Every recommendation carries a deterministic, offline 6-dimension scorecard (0–100): popularity, publishability, aesthetics (strength of its signature figures), difficulty (interpretation/assumption burden — a cost), fit (how well it suits this dataset), and novelty. These are editorial priors plus the data-specific rigor verdict, surfaced honestly as such — not live trend metrics.
- 🟢🟡🔴 rigor lights — green/yellow are feasible on your data; a red light means the method needs an informed override before it makes sense.
- ⚠ bias disclosure — each analysis spells out its key assumptions and biases in plain language alongside the results.

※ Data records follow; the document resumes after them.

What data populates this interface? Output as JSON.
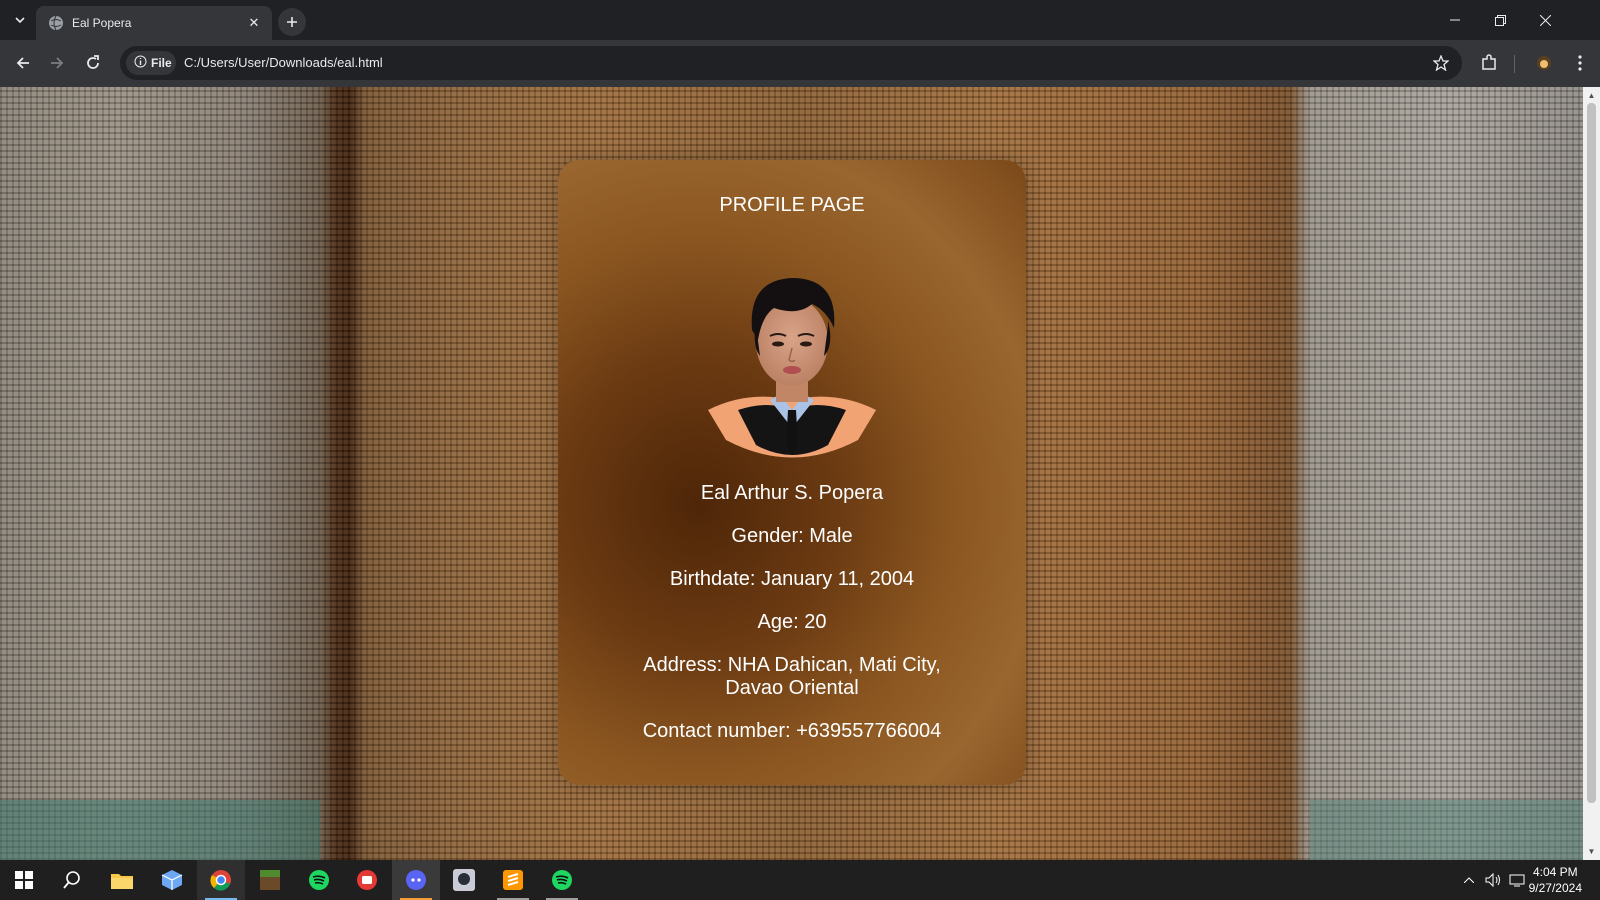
{
  "browser": {
    "tab_title": "Eal Popera",
    "url": "C:/Users/User/Downloads/eal.html",
    "scheme_chip": "File"
  },
  "profile": {
    "heading": "PROFILE PAGE",
    "name": "Eal Arthur S. Popera",
    "gender": "Gender: Male",
    "birthdate": "Birthdate: January 11, 2004",
    "age": "Age: 20",
    "address_line1": "Address: NHA Dahican, Mati City,",
    "address_line2": "Davao Oriental",
    "contact": "Contact number: +639557766004"
  },
  "taskbar": {
    "time": "4:04 PM",
    "date": "9/27/2024",
    "apps": [
      "start-icon",
      "search-icon",
      "file-explorer-icon",
      "app-cube-icon",
      "chrome-icon",
      "minecraft-icon",
      "spotify-icon",
      "app-red-icon",
      "discord-icon",
      "game-character-icon",
      "sublime-text-icon",
      "spotify-icon"
    ]
  },
  "colors": {
    "chrome_dark": "#202124",
    "toolbar": "#35363a",
    "card_brown": "#8b5620",
    "taskbar": "#1f1f1f"
  }
}
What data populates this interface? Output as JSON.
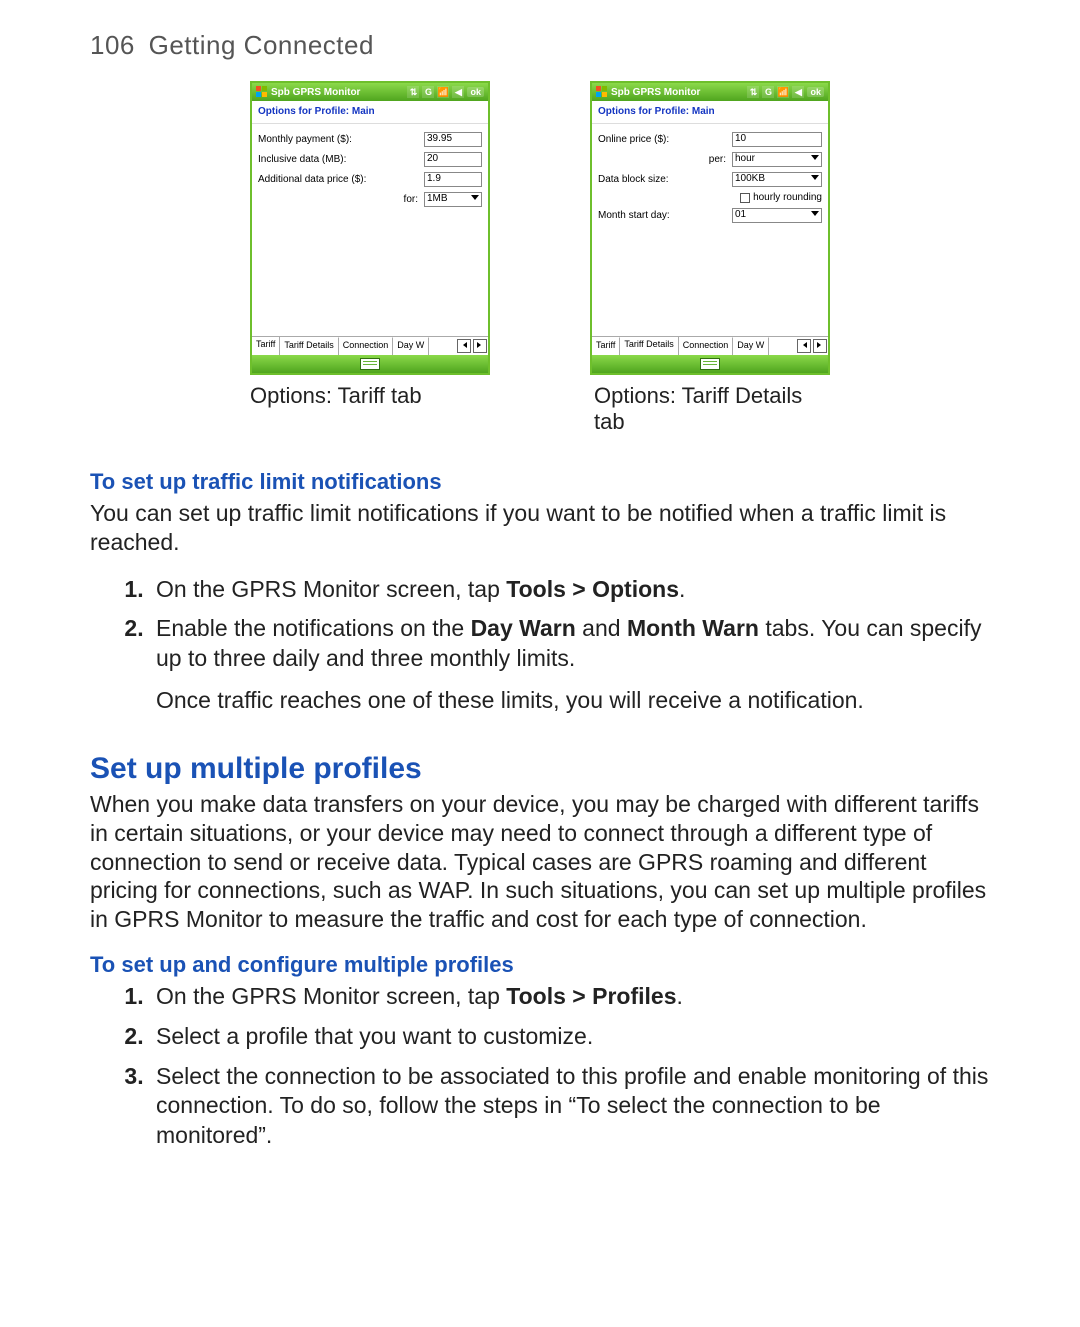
{
  "header": {
    "page_number": "106",
    "section": "Getting Connected"
  },
  "phone_common": {
    "app_title": "Spb GPRS Monitor",
    "ok": "ok",
    "subheader": "Options for Profile: Main",
    "tabs": {
      "t1": "Tariff",
      "t2": "Tariff Details",
      "t3": "Connection",
      "t4": "Day W"
    }
  },
  "phone_left": {
    "monthly_label": "Monthly payment ($):",
    "monthly_value": "39.95",
    "inclusive_label": "Inclusive data (MB):",
    "inclusive_value": "20",
    "additional_label": "Additional data price ($):",
    "additional_value": "1.9",
    "for_label": "for:",
    "for_value": "1MB"
  },
  "phone_right": {
    "online_label": "Online price ($):",
    "online_value": "10",
    "per_label": "per:",
    "per_value": "hour",
    "block_label": "Data block size:",
    "block_value": "100KB",
    "hourly_label": "hourly rounding",
    "monthstart_label": "Month start day:",
    "monthstart_value": "01"
  },
  "captions": {
    "left": "Options: Tariff tab",
    "right": "Options: Tariff Details tab"
  },
  "section1": {
    "heading": "To set up traffic limit notifications",
    "intro": "You can set up traffic limit notifications if you want to be notified when a traffic limit is reached.",
    "step1_a": "On the GPRS Monitor screen, tap ",
    "step1_b": "Tools > Options",
    "step1_c": ".",
    "step2_a": "Enable the notifications on the ",
    "step2_b": "Day Warn",
    "step2_c": " and ",
    "step2_d": "Month Warn",
    "step2_e": " tabs. You can specify up to three daily and three monthly limits.",
    "note": "Once traffic reaches one of these limits, you will receive a notification."
  },
  "section2": {
    "heading": "Set up multiple profiles",
    "intro": "When you make data transfers on your device, you may be charged with different tariffs in certain situations, or your device may need to connect through a different type of connection to send or receive data. Typical cases are GPRS roaming and different pricing for connections, such as WAP. In such situations, you can set up multiple profiles in GPRS Monitor to measure the traffic and cost for each type of connection.",
    "subheading": "To set up and configure multiple profiles",
    "step1_a": "On the GPRS Monitor screen, tap ",
    "step1_b": "Tools > Profiles",
    "step1_c": ".",
    "step2": "Select a profile that you want to customize.",
    "step3": "Select the connection to be associated to this profile and enable monitoring of this connection. To do so, follow the steps in  “To select the connection to be monitored”."
  }
}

- Honest degrade — when an optional backend (R or a heavy Python library) is missing, the engine falls back or says so, rather than failing silently or faking output. Zero results are reported as zero; uncertainty is flagged.
Current engine version: v0.8.0 — the Web UI MVP (upload → recommend + scorecard → run → report) has shipped. The next milestone is v0.9 (hardening on real dirty data, packaging/docs, a machine-readable config schema). See docs/roadmap.md for the full version ladder and the melting-pot roadmap.
This is research-grade software under active development. There are no published
benchmarks here beyond the in-repo benchmark self-check; treat outputs as you
would any analysis you run yourself — read the disclosures.
pip install -e ".[dev]" # adds pytest + pytest-xdist
py -3 -m pytest -q # run the test suite
py -3 -m pytest -m "not slow" -q # fast loop (skips heavy / R-backed tests)
py -3 -m pytest -n 2 -q # parallel full run (use -n 2, not -n auto)Adding an analysis is a three-part change: a @register("<id>") handler in
researchforge/executor/branches/<family>.py, a catalog entry in
researchforge/catalog/entries/*.yaml, and a test. See CLAUDE.md for the
engine architecture and conventions.